Face à ce que les autorités qualifient de sérieux et imminent danger pour la paix publique, le gouvernement de la province orientale du Pendjab a pris des dispositions drastiques.
Menaces terroristes et restrictions d’urgence au Pendjab
Les services de renseignement et les agences d’application de la loi ont transmis des rapports qualifiés de hautement sensibles. D’après ces notes, des organisations terroristes interdites planifieraient des attaques ciblées.
Pour parer à cette situation, l’application de la Section 144 a été décidée pour une période allant du 13 au 17 septembre. Cette disposition vise à interdire les processions, les réunions publiques, les sit-in et les manifestations à travers tout le Pendjab. En outre, le port, l’exposition et la détention d’armes de toutes sortes dans les lieux publics font l’objet d’une interdiction absolue.
Exemptions et contrôles stricts sur le terrain
Les rassemblements liés aux mariages, aux cérémonies funéraires et aux prières dans les lieux de culte, tels que les mosquées, demeurent autorisés. De même, les tribunaux, les services gouvernementaux et semi-gouvernementaux ainsi que les événements disposant d’un permis administratif formel ou d’un certificat de non-objection (NOC) échappent à ces mesures.
Les forces de l’ordre, les agences de renseignement et les services de sécurité en service officiel conservent également leur exemption, tout comme les personnes participant à des enterrements ou à des prières mortuaires.
Contexte politique et perspectives de mobilisation
Cette interdiction intervient à un moment particulièrement sensible sur le plan politique.
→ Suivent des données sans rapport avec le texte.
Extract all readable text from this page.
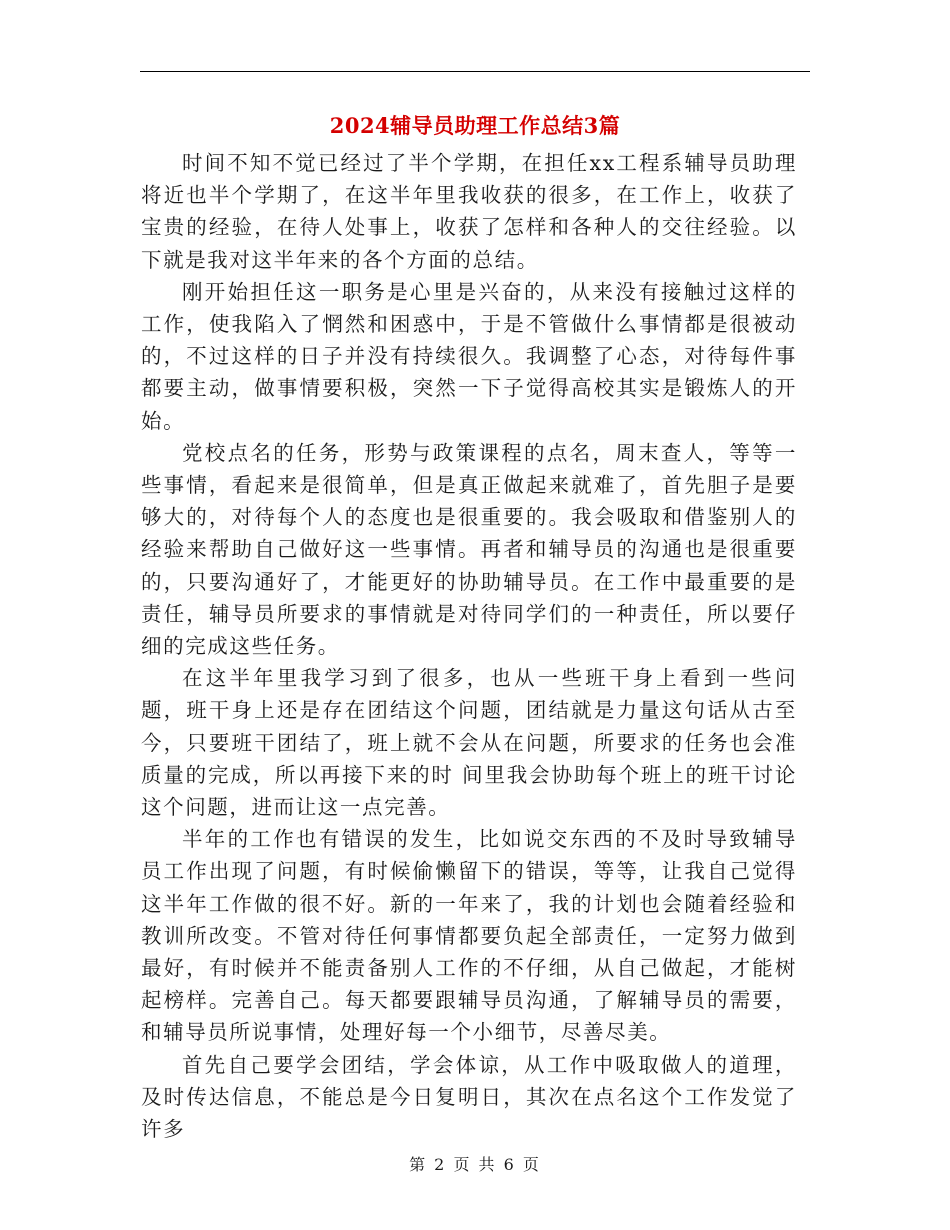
2024辅导员助理工作总结3篇

时间不知不觉已经过了半个学期，在担任xx工程系辅导员助理将近也半个学期了，在这半年里我收获的很多，在工作上，收获了宝贵的经验，在待人处事上，收获了怎样和各种人的交往经验。以下就是我对这半年来的各个方面的总结。

刚开始担任这一职务是心里是兴奋的，从来没有接触过这样的工作，使我陷入了惘然和困惑中，于是不管做什么事情都是很被动的，不过这样的日子并没有持续很久。我调整了心态，对待每件事都要主动，做事情要积极，突然一下子觉得高校其实是锻炼人的开始。

党校点名的任务，形势与政策课程的点名，周末查人，等等一些事情，看起来是很简单，但是真正做起来就难了，首先胆子是要够大的，对待每个人的态度也是很重要的。我会吸取和借鉴别人的经验来帮助自己做好这一些事情。再者和辅导员的沟通也是很重要的，只要沟通好了，才能更好的协助辅导员。在工作中最重要的是责任，辅导员所要求的事情就是对待同学们的一种责任，所以要仔细的完成这些任务。

在这半年里我学习到了很多，也从一些班干身上看到一些问题，班干身上还是存在团结这个问题，团结就是力量这句话从古至今，只要班干团结了，班上就不会从在问题，所要求的任务也会准质量的完成，所以再接下来的时 间里我会协助每个班上的班干讨论这个问题，进而让这一点完善。

半年的工作也有错误的发生，比如说交东西的不及时导致辅导员工作出现了问题，有时候偷懒留下的错误，等等，让我自己觉得这半年工作做的很不好。新的一年来了，我的计划也会随着经验和教训所改变。不管对待任何事情都要负起全部责任，一定努力做到最好，有时候并不能责备别人工作的不仔细，从自己做起，才能树起榜样。完善自己。每天都要跟辅导员沟通，了解辅导员的需要，和辅导员所说事情，处理好每一个小细节，尽善尽美。

首先自己要学会团结，学会体谅，从工作中吸取做人的道理，及时传达信息，不能总是今日复明日，其次在点名这个工作发觉了许多

第 2 页 共 6 页
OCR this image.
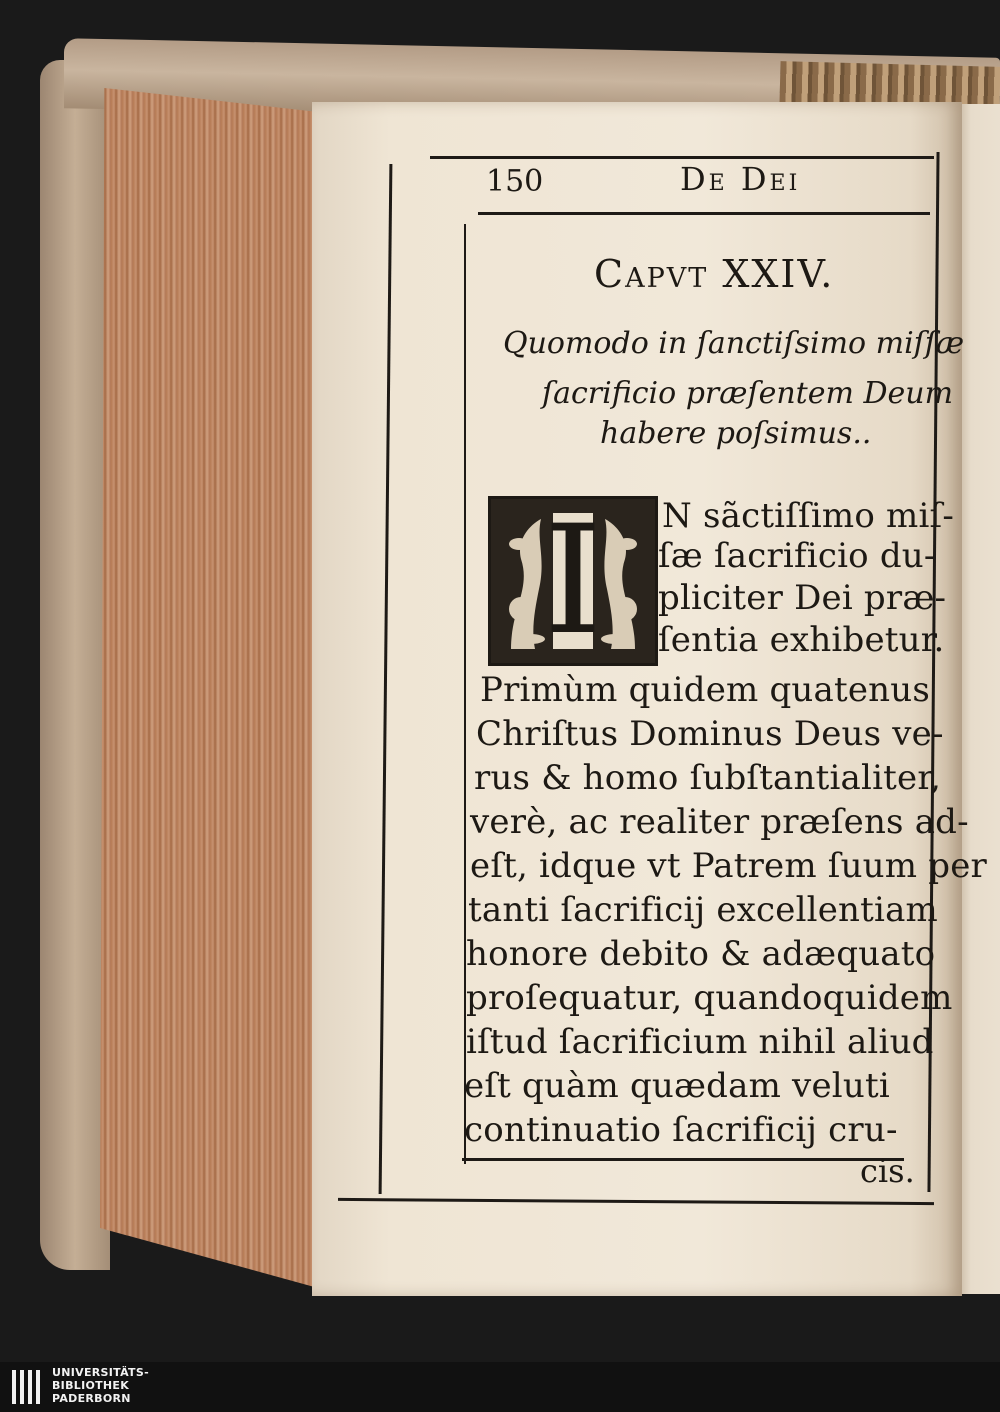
150	De Dei
Capvt XXIV.
Quomodo in ſanctiſsimo miſſæ
ſacrificio præſentem Deum
habere poſsimus..
I	N sãctiſſimo miſ-
ſæ ſacrificio du-
pliciter Dei præ-
ſentia exhibetur.
Primùm quidem quatenus
Chriſtus Dominus Deus ve-
rus & homo ſubſtantialiter,
verè, ac realiter præſens ad-
eſt, idque vt Patrem ſuum per
tanti ſacrificij excellentiam
honore debito & adæquato
proſequatur, quandoquidem
iſtud ſacrificium nihil aliud
eſt quàm quædam veluti
continuatio ſacrificij cru-
cis.
UNIVERSITÄTS-
BIBLIOTHEK
PADERBORN
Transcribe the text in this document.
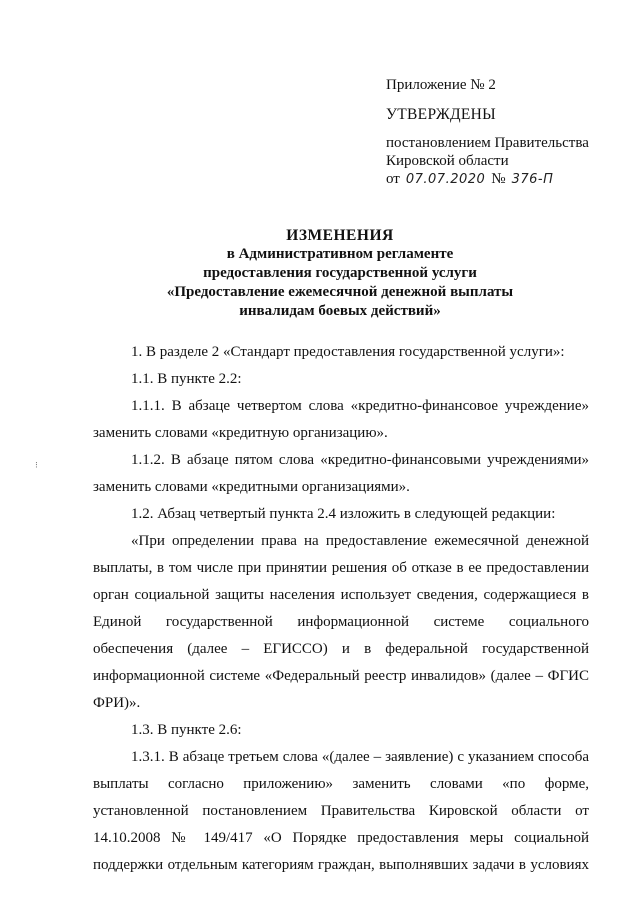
Приложение № 2
УТВЕРЖДЕНЫ
постановлением Правительства
Кировской области
от 07.07.2020 № 376-П
ИЗМЕНЕНИЯ
в Административном регламенте
предоставления государственной услуги
«Предоставление ежемесячной денежной выплаты
инвалидам боевых действий»

1. В разделе 2 «Стандарт предоставления государственной услуги»:

1.1. В пункте 2.2:

1.1.1. В абзаце четвертом слова «кредитно-финансовое учреждение» заменить словами «кредитную организацию».

1.1.2. В абзаце пятом слова «кредитно-финансовыми учреждениями» заменить словами «кредитными организациями».

1.2. Абзац четвертый пункта 2.4 изложить в следующей редакции:

«При определении права на предоставление ежемесячной денежной выплаты, в том числе при принятии решения об отказе в ее предоставлении орган социальной защиты населения использует сведения, содержащиеся в Единой государственной информационной системе социального обеспечения (далее – ЕГИССО) и в федеральной государственной информационной системе «Федеральный реестр инвалидов» (далее – ФГИС ФРИ)».

1.3. В пункте 2.6:

1.3.1. В абзаце третьем слова «(далее – заявление) с указанием способа выплаты согласно приложению» заменить словами «по форме, установленной постановлением Правительства Кировской области от 14.10.2008 № 149/417 «О Порядке предоставления меры социальной поддержки отдельным категориям граждан, выполнявших задачи в условиях

⁝
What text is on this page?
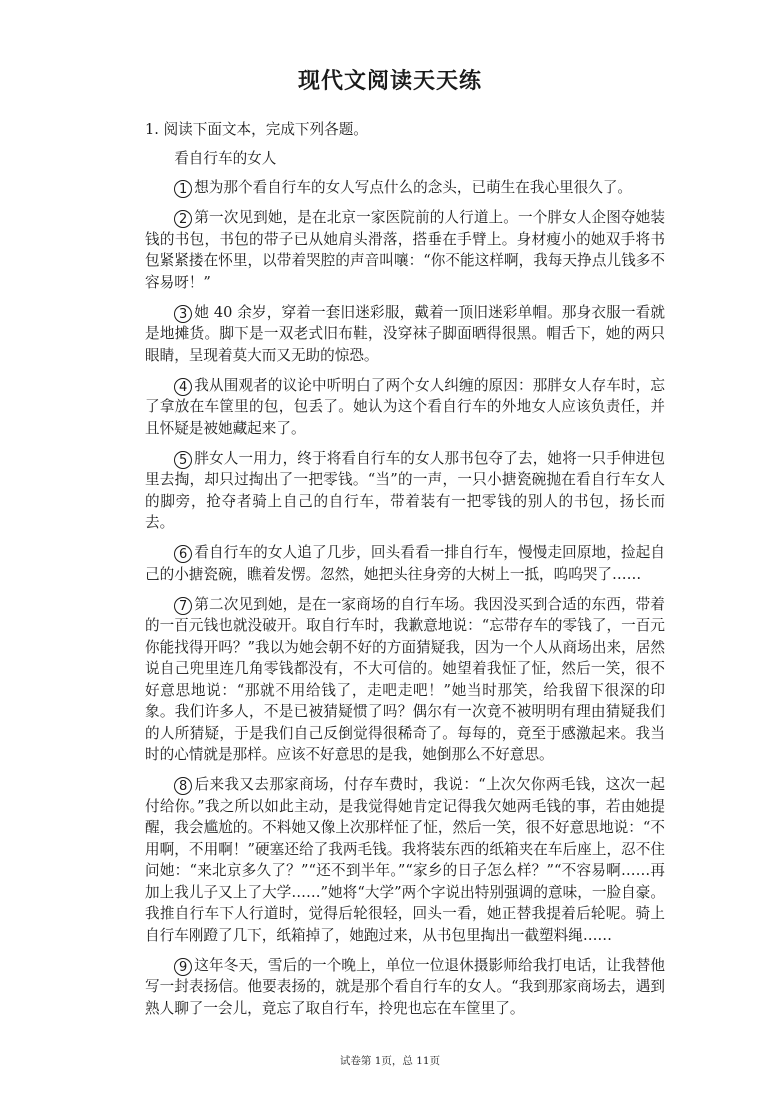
现代文阅读天天练

1. 阅读下面文本，完成下列各题。

看自行车的女人

1 想为那个看自行车的女人写点什么的念头，已萌生在我心里很久了。

2 第一次见到她，是在北京一家医院前的人行道上。一个胖女人企图夺她装钱的书包，书包的带子已从她肩头滑落，搭垂在手臂上。身材瘦小的她双手将书包紧紧搂在怀里，以带着哭腔的声音叫嚷：“你不能这样啊，我每天挣点儿钱多不容易呀！”

3 她 40 余岁，穿着一套旧迷彩服，戴着一顶旧迷彩单帽。那身衣服一看就是地摊货。脚下是一双老式旧布鞋，没穿袜子脚面晒得很黑。帽舌下，她的两只眼睛，呈现着莫大而又无助的惊恐。

4 我从围观者的议论中听明白了两个女人纠缠的原因：那胖女人存车时，忘了拿放在车筐里的包，包丢了。她认为这个看自行车的外地女人应该负责任，并且怀疑是被她藏起来了。

5 胖女人一用力，终于将看自行车的女人那书包夺了去，她将一只手伸进包里去掏，却只过掏出了一把零钱。“当”的一声，一只小搪瓷碗抛在看自行车女人的脚旁，抢夺者骑上自己的自行车，带着装有一把零钱的别人的书包，扬长而去。

6 看自行车的女人追了几步，回头看看一排自行车，慢慢走回原地，捡起自己的小搪瓷碗，瞧着发愣。忽然，她把头往身旁的大树上一抵，呜呜哭了……

7 第二次见到她，是在一家商场的自行车场。我因没买到合适的东西，带着的一百元钱也就没破开。取自行车时，我歉意地说：“忘带存车的零钱了，一百元你能找得开吗？”我以为她会朝不好的方面猜疑我，因为一个人从商场出来，居然说自己兜里连几角零钱都没有，不大可信的。她望着我怔了怔，然后一笑，很不好意思地说：“那就不用给钱了，走吧走吧！”她当时那笑，给我留下很深的印象。我们许多人，不是已被猜疑惯了吗？偶尔有一次竟不被明明有理由猜疑我们的人所猜疑，于是我们自己反倒觉得很稀奇了。每每的，竟至于感激起来。我当时的心情就是那样。应该不好意思的是我，她倒那么不好意思。

8 后来我又去那家商场，付存车费时，我说：“上次欠你两毛钱，这次一起付给你。”我之所以如此主动，是我觉得她肯定记得我欠她两毛钱的事，若由她提醒，我会尴尬的。不料她又像上次那样怔了怔，然后一笑，很不好意思地说：“不用啊，不用啊！”硬塞还给了我两毛钱。我将装东西的纸箱夹在车后座上，忍不住问她：“来北京多久了？”“还不到半年。”“家乡的日子怎么样？”“不容易啊……再加上我儿子又上了大学……”她将“大学”两个字说出特别强调的意味，一脸自豪。我推自行车下人行道时，觉得后轮很轻，回头一看，她正替我提着后轮呢。骑上自行车刚蹬了几下，纸箱掉了，她跑过来，从书包里掏出一截塑料绳……

9 这年冬天，雪后的一个晚上，单位一位退休摄影师给我打电话，让我替他写一封表扬信。他要表扬的，就是那个看自行车的女人。“我到那家商场去，遇到熟人聊了一会儿，竟忘了取自行车，拎兜也忘在车筐里了。

试卷第 1页，总 11页
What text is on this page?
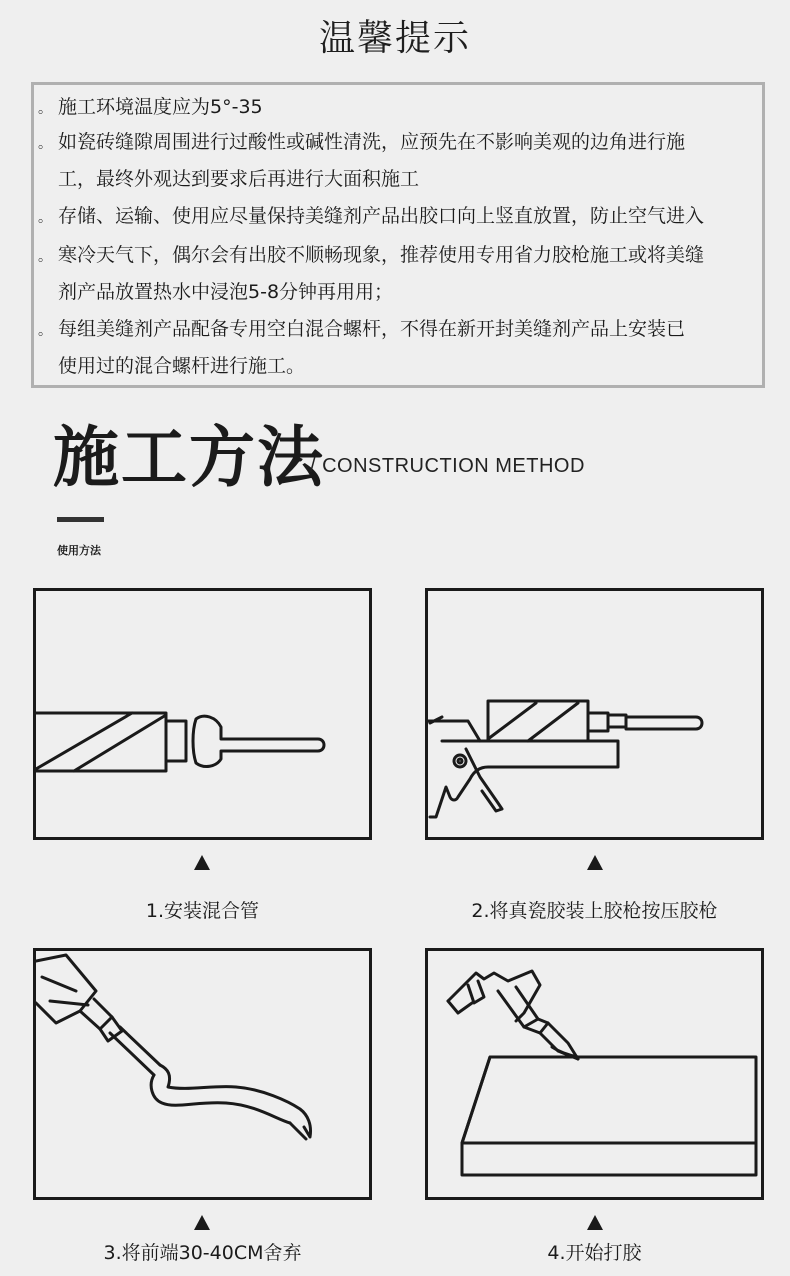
温馨提示
。 施工环境温度应为5°-35
。 如瓷砖缝隙周围进行过酸性或碱性清洗，应预先在不影响美观的边角进行施
工，最终外观达到要求后再进行大面积施工
。 存储、运输、使用应尽量保持美缝剂产品出胶口向上竖直放置，防止空气进入
。 寒冷天气下，偶尔会有出胶不顺畅现象，推荐使用专用省力胶枪施工或将美缝
剂产品放置热水中浸泡5-8分钟再用用；
。 每组美缝剂产品配备专用空白混合螺杆，不得在新开封美缝剂产品上安装已
使用过的混合螺杆进行施工。
施工方法
/ CONSTRUCTION METHOD
使用方法
1.安装混合管	2.将真瓷胶装上胶枪按压胶枪
3.将前端30-40CM舍弃	4.开始打胶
Elle précède de quelques semaines la longue marche vers Islamabad planifiée par le parti Pakistan Tehreek-e-Insaf (PTI), la formation de l’ancien Premier ministre Imran Khan, fixée au 27 septembre. Le parti d’opposition entend mobiliser des centaines de milliers de partisans à travers le pays pour réclamer la libération de son leader, incarcéré depuis août 2023.

Les précédents rassemblements du PTI en 2023 et 2024 ont fréquemment dégénéré en affrontements mortels avec les forces de l’ordre. Alors que le gouvernement accuse la formation politique d’inciter ses partisans à la violence, les dirigeants du parti rejettent ces allégations et affirment que leur mobilisation se déroulera pacifiquement. Entre impératifs de sécurité nationale et tensions liées au calendrier politique, le Pendjab maintient son dispositif sous haute surveillance.